Es begann in einem Haus in Jerusalem, mit einer Handvoll Männern und Frauen, die selbst nicht mehr wussten, was sie denn noch glauben sollten. Vielleicht war ja was dran, an den Berichten und Gerüchten, die durch die Stadt liefen und sagten, dass Jesus wieder lebe. Dann hatten sie allen Grund, sich bedroht zu fühlen. Denn die Machthaber würden so was nie und nimmer dulden. Mit der Hinrichtung wollten sie Jesus ja ein für allemal zum Schweigen bringen. So sind die Freunde vorsichtig geworden, haben sich eingeigelt, hin­ter verrammelten Türen, verunsichert und verängstigt. Und auf einmal ist alles anders. Auf einmal steht Jesus vor ihnen. Anders als sie ihn kannten und doch ohne jeden Zweifel er selbst. Und in all die zweifelnde Mutlosigkeit hinein fällt das Wort vom Frieden. 

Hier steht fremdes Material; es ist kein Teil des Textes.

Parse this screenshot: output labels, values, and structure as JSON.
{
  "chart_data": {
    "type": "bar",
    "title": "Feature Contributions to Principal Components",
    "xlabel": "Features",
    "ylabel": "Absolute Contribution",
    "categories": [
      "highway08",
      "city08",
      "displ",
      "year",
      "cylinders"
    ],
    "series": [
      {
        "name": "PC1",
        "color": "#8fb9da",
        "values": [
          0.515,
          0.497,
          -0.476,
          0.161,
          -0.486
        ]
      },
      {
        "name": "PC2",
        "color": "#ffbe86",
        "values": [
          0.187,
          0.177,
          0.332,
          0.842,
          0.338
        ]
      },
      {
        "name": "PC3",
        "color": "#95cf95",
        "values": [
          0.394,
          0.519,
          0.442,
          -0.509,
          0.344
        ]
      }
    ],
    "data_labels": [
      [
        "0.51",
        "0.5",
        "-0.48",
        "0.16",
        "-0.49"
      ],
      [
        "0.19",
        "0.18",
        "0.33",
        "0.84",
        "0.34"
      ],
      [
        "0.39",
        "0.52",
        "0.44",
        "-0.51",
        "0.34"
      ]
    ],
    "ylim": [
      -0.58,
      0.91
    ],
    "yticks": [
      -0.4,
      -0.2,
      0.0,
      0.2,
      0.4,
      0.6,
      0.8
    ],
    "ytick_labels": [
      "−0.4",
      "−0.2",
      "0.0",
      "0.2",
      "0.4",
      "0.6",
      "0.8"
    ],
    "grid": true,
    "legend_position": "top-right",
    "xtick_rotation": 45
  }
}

Das Gegenteil von Frieden ist nicht der Krieg, sondern die Angst. Die Angst, aus der her­aus alles Mögliche entstehen kann, auch der Krieg und alle seine Ableger, die Unter­drückung, die Bewaffnung, die Drohung mit Gewalt. Auch die Angststarre, die einen läh­men kann und jede Bewegung unmöglich macht. 
Manchmal meine ich fast, meine Kirche sitzt heute wieder in jenem engen Zimmer in Jeru­salem, ängstlich und ratlos. Ich sehe sie vor mir, wie sie sich einschließt mit ihren Schät­zen an Glaubenssätzen und Traditionen, damit ihr die ja nicht gestohlen werden oder in den Dreck gezogen. Und ich frage mich: Wovor haben wir solche Angst? Haben wir etwa vergessen, dass in unserer Gründungsurkunde das Wort vom Frieden steht?
Ich wünsche Ihnen ein schönes Pfingstfest - friedlich und angstfrei. Und unseren Kirchen wünsche ich, dass es für sie wirklich Pfingsten wird. Dass sie sich nicht von ihrer Angst leiten lassen, sondern der Verheißung des Friedens trauen.